Ardent estimates that the average cost of fully processing an invoice is $12.88, which is a rough average for those businesses with little-to-no automation to bring to bear. Best-in-class organizations with automation and know-how, meanwhile, average out at $2.78, or a savings of $10 per invoice.
Showing those benchmarks is an excellent way to determine the ROI you should shoot for. Factoring your own pre-and-post automation invoice processing costs and comparing them to this benchmark can help you determine just how well automation is doing for your organization.
A cousin to the cost of invoices, cycle time is also linked to your ability to achieve timely payment discounts. Ardent estimates an average of 17.4 days to process a single invoice for a heavily manual, paper-based business, while best-in-class organizations with automated process flows average just over three days. It is no exaggeration to say that shaving two weeks off your invoice processing time saves plenty of money, while also opening the door to discounts that may not have been previously achievable.
Keeping track of your cycle time not only helps make the case for AP automation, but also allows you to keep an eye on the way that average ebbs and flows over time, allowing you to tweak workflows and nudge approvers if necessary.
A source of revenue beyond early payment discounts, rebates can be achieved when you work with a bank or fintech partner that offers them. For Bottomline, as an example, Premium ACH and virtual card payments made to suppliers offer cash-back rebate opportunities. Suppliers pay a small fee on every transaction in exchange for (ideally) significant accounts receivable value and/or the promise of faster payments.
These rebates can add up to a high enough volume of payments to be offset other significant expenses in the finance function and larger business, with some Bottomline customers utilizing them to pay down enterprise resource planning (ERP) systems. Keeping track of your rebates earned helps point to the success of automating payments, especially when paired with early payment discounts realized.
Many of our customers follow best practices and incentivize suppliers to accept payments through Paymode. It is typical to see payers offering payment in net 15 for payments made via Paymode and net 45 for payments made via check.
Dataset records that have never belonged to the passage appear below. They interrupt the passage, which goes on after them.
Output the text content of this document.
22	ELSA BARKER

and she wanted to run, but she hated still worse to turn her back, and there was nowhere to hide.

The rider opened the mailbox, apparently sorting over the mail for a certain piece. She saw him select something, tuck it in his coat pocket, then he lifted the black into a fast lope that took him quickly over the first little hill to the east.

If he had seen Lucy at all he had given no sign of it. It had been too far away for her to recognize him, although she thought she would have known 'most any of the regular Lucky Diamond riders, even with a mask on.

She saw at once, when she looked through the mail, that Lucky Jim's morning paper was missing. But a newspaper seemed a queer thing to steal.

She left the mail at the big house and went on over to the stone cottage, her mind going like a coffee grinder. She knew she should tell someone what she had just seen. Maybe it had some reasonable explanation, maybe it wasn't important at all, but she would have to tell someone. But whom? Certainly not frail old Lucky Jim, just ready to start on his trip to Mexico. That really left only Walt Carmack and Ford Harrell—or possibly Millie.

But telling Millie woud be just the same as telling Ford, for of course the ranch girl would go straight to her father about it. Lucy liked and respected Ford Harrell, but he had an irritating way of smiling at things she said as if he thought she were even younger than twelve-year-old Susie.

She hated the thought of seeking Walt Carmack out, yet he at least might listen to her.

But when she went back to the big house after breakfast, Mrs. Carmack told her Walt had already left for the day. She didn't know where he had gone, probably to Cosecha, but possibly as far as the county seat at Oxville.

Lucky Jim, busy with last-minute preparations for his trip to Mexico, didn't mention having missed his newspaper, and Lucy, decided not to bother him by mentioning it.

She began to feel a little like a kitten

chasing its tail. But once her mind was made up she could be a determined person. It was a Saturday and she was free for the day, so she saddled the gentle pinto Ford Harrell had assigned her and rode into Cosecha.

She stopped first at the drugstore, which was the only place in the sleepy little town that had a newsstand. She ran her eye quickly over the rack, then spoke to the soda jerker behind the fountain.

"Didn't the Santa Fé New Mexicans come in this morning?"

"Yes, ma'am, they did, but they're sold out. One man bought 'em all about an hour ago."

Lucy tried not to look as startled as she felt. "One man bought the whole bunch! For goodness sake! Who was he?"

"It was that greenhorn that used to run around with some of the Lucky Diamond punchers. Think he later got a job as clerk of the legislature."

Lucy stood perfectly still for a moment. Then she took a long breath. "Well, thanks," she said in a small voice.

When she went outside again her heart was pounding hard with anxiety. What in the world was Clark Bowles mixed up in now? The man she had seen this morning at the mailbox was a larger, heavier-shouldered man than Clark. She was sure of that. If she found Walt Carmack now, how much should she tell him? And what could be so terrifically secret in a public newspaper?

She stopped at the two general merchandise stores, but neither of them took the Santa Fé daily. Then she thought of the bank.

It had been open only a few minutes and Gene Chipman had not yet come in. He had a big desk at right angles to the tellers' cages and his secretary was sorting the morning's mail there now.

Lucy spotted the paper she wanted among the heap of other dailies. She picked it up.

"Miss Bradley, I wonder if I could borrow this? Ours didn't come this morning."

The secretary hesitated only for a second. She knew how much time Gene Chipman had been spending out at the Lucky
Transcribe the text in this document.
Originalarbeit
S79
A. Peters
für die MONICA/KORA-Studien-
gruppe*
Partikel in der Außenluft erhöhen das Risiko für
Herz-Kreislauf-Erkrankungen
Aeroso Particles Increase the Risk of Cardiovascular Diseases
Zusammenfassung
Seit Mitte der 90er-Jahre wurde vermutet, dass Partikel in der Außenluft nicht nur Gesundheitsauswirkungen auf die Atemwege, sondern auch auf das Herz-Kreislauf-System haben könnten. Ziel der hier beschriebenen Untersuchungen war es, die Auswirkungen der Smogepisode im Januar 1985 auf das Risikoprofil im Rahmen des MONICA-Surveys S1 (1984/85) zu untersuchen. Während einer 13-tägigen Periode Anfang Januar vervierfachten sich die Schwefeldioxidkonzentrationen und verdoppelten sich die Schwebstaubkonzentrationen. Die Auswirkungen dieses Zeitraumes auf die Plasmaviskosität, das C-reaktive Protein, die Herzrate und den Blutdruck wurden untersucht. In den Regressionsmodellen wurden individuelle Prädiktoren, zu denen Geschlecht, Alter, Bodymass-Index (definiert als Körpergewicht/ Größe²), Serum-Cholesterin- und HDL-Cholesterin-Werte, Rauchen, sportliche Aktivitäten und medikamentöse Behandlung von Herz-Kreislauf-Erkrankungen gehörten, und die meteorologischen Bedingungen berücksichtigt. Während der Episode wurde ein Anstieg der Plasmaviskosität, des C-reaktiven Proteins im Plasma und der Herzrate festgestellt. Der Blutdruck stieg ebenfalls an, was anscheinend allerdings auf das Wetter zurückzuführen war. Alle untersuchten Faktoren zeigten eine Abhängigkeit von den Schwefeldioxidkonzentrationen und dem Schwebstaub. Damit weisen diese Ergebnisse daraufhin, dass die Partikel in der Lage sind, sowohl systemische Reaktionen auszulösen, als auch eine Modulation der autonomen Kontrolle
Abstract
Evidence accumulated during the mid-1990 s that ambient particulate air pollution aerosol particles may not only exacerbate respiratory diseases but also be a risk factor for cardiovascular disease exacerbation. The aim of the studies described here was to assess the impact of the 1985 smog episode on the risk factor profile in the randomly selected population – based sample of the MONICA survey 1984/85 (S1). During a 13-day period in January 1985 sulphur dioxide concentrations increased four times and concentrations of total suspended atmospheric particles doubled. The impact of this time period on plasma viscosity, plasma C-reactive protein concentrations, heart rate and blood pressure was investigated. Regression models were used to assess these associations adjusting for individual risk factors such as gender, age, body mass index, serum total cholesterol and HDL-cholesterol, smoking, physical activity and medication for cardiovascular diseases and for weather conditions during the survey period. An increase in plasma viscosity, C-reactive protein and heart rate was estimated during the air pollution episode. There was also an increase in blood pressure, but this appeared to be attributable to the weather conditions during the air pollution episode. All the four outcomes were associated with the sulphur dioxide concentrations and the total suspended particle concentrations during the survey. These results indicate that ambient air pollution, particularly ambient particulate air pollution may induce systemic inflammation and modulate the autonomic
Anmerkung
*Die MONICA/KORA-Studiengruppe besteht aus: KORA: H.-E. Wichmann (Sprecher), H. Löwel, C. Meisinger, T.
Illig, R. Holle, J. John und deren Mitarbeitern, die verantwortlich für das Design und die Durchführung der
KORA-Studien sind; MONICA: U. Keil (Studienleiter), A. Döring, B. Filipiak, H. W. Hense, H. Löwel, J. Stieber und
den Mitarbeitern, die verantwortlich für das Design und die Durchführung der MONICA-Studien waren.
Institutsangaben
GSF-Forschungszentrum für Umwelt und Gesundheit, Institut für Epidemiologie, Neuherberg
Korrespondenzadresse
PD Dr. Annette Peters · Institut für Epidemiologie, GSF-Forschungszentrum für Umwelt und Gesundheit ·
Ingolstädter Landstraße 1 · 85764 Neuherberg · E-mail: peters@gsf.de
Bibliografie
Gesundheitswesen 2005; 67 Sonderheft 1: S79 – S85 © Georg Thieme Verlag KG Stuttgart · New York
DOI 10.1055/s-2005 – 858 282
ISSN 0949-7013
This helps the suppliers tremendously manage their cashflow and reduce DSO.
This is not a metric you will find on the average list of AP KPIs, because the dollars may be more difficult to quantify. Nonetheless, it is one well worth the trouble of calculating.
Why? LexisNexis Fraud Services estimates that for every dollar in fraud losses, the average US business spends $4.45 remediating those incidents. Given that the Federal Bureau of Investigation’s Internet Crime Complaint Center estimates that the average business email compromise (BEC) loss is north of $125,000, businesses can be on the hook for over half a million dollars if a fraudster is successful in infiltrating the business and stealing payments or ransoming critical data.
Using these numbers as a benchmark, you can make a powerful case for automation if it is paired with the right kind of security. For example, Bottomline’s Paymode B2B payments network secures supplier bank account information and protects against BEC by authenticating businesses and users, resulting in zero successful fraud annually. Unlike check payments, which are getting easier to steal, these payments are protected by layers of security. If you can choose a partner who can keep you fraud-free, industry benchmarks indicate AP could be saving the business $500,000 or more. That is an immensely powerful KPI, even if it is not a commonly used one.
By targeting these five KPIs for improvement with AP automation, you can justify an investment either when making your business case or retroactively. These KPIs translate to real-world improvements in efficiency, security, and revenue for the business, and are an easy way to underscore the value of accounts payable improvements within your organization.